While violence and dispossession dominated the relationship between black and white Dyarubbin/Hawkesbury, there were also some examples of relationships, interdependence and even the sharing of music. While it is important not to overstate how much this happened, it seems that some colonialists learnt Aboriginal songs, and certainly Aboriginal people sang songs in English and played European instruments (Karskens, pp. 318, 44).
There are also stories of cross-cultural jam sessions: combinations of classical Darug music merging with Irish tunes and traditions. One intriguing and colourful story is particularly notable (once again a reminiscence not a contemporary report, so should be viewed sceptically). The narrator James ‘Toby’ Ryan describes the Killarney races of 1833 as a great meeting place of people, and a carnival of culture, including skittles, boxing and puppet shows, as well as the actual racing, and much music such as the fiddle of Blind Loftus and a tambourine player. There were also a large amount of Aboriginal people present and camping there (the site of the Killarney races being a traditional corroboree ground – so often the case that European ceremonies happened on the place of preexisting Aboriginal ceremonies). After several days of apparently carnivalesque revelry, and led by the so-called ‘king of the tribe’ Mulgoa Joe, several people made their way home. This is the description:
Numbering about twenty whites and
the same number of blacks, the former being
composed of fiddlers, actors, old hangers-on from
Penrith and Yarra Monday's Lagoon. They
wended their way through Windsor, and as the
cattle were facing homewards they travelled well,
thence via the Chain-of-Ponds, and reached Pat
Harper's, of Allan Water, on the Richmond and
Penrith road, about noon. There they unyoked
and watered the cattle, made tea. and the whole
of the broken tucker was taken out and distributed
among blacks and whites. Trunks of turkeys and
geese, portions of sucking pigs, and ham bones,
were all cleared up, and every bottle and keg was
drained. The blacks gave a Corroboree, and the
fiddlers played and sang " Killarney," after which
the bullocks were yoked up again and started on
the straight road. The guides left them, after
being paid, and wended their way home to South
Creek. (‘Early Hawkesbury Recollections’, p. 10)
References:
Laura Case, ‘Between the Parlour and the Pub: A Social History of Violin Playing in Australia Over the Long Nineteenth Century’, PhD Thesis, University of Sydney, 2023.

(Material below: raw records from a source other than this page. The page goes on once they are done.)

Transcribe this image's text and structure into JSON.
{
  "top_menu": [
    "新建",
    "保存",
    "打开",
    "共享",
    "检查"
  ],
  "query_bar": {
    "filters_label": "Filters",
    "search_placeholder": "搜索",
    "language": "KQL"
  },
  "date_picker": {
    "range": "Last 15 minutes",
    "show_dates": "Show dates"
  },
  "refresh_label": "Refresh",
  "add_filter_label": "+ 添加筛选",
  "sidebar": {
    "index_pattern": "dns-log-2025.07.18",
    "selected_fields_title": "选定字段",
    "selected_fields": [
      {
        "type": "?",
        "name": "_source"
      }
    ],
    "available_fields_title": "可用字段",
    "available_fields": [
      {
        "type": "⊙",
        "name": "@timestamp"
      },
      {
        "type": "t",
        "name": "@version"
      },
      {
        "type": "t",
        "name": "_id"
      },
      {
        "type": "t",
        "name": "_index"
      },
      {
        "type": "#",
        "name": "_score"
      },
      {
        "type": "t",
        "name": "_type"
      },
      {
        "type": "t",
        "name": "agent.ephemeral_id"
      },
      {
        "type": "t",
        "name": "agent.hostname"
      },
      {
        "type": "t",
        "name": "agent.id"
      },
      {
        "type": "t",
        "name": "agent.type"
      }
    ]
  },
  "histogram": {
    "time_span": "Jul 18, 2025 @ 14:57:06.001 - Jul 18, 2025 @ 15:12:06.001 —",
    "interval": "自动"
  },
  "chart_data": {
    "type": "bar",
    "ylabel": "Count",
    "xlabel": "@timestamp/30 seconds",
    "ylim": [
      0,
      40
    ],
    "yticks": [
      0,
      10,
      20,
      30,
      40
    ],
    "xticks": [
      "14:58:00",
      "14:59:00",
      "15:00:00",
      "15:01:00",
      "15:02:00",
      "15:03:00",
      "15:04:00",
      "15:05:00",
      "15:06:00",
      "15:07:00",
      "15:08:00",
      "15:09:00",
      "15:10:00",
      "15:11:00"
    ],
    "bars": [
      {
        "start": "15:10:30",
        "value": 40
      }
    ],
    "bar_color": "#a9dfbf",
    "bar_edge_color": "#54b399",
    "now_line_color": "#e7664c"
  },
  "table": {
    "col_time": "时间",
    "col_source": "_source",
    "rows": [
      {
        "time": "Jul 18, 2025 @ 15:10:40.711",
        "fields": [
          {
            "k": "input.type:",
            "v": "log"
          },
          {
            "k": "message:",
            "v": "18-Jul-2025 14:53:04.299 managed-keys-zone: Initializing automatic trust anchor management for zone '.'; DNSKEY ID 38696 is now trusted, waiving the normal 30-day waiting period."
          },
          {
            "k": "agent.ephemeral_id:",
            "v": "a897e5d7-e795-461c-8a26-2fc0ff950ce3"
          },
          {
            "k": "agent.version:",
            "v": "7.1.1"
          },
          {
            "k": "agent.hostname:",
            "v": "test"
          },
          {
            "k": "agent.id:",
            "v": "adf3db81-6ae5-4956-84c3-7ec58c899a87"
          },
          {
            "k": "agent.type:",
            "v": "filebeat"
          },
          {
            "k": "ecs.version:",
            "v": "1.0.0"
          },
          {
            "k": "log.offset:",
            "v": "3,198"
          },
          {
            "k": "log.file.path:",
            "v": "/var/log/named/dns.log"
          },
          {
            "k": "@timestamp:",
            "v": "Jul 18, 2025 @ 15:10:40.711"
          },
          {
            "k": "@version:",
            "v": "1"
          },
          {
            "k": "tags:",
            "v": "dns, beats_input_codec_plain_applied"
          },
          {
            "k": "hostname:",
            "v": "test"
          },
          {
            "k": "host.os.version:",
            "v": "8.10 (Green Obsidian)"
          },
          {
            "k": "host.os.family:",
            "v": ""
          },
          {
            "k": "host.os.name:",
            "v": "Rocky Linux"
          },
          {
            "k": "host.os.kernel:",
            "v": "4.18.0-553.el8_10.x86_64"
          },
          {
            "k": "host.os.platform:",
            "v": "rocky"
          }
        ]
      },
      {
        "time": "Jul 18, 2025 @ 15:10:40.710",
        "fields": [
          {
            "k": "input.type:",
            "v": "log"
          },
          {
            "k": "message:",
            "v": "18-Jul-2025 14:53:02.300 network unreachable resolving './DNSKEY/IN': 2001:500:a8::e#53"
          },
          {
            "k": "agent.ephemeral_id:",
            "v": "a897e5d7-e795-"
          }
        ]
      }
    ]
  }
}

‘Early Hawekesbury Recollections collected by ‘Yeldap’, Windsor and Richmond Gazette, 18 July 1896, pp. 9-10.
Stephen Gapps, The Sydney Wars: Conflict in the Early Colony, 1788-1817 (Sydney: NewSouth, 2018).
Grace Karksens, People of the River: Lost Worlds of Early Australia (Sydney: Allen and Unwin, 2020).
‘Dan Mayne: His Reminiscences’, National Advocate, 15 July 1911, p. 6.
‘Elsie Moore: A tale of old colonial days: by “Warrene”’, Australian Town and Country Journal, 3 March 1888, p 32.